Refugees from South Sudan are seen waiting to receive treatment at the Bidibidi health center in the town of Yumbe in Uganda, April 14, 2017. (Photo by AFP)

The United Nations (UN) says more than two million children in South Sudan have been forced to leave their homes as a result of the conflict and famine in the country.

More than one million children have been forced to leave the country while another one million are internally displaced, according to the UN.

“No refugee crisis today worries me more than South Sudan,” Valentin Tapsoba, the Africa chief at the Office of the United Nations High Commissioner for Refugees (UNHCR), said in a statement on Monday.

About three in every four children in South Sudan do not go to school, according to the UN. More than 1,000 children have also been killed in the ongoing civil war in the country, also according to the world body.

Civil war and famine in South Sudan have created Africa’s biggest refugee crisis in over a decade.

A mother sits by her child, who is suffering from cholera, in a tent converted into a temporary field hospital near the remote village of Dor, in Awerial County, in south-central Sudan, April 28, 2017. (Photo by AFP)

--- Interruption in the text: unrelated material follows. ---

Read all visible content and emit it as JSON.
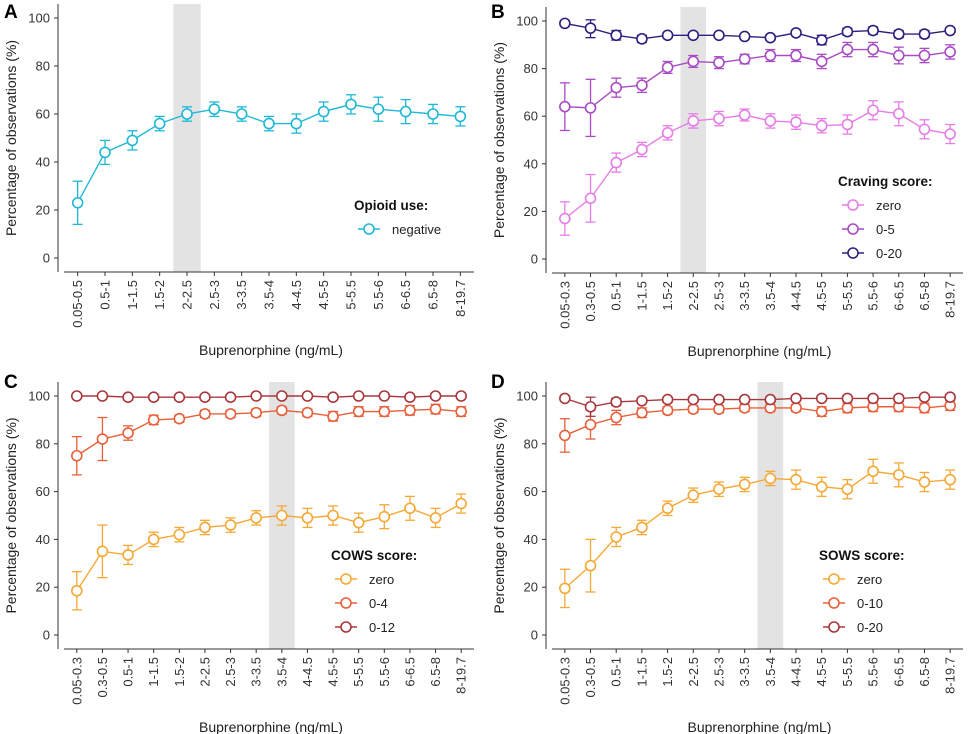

The war started three years ago when President Salva Kiir fired his deputy Riek Machar. Machar went on to lead rebel forces fighting Kiir. The civil war continues to this day and has divided the country along ethnic lines in the country of some 12 million people.

In early December last year, UN experts reported that “ethnic cleansing” was being carried out in several parts of South Sudan. Adama Dieng, the UN special adviser on the prevention of genocide, had already warned of “a strong risk of violence escalating along ethnic lines, with the potential for genocide.”

To escape violence, many South Sudanese people have sought refuge in neighboring Uganda, Kenya, Sudan, and Ethiopia. These host countries are themselves struggling to provide enough food and resources for their own people.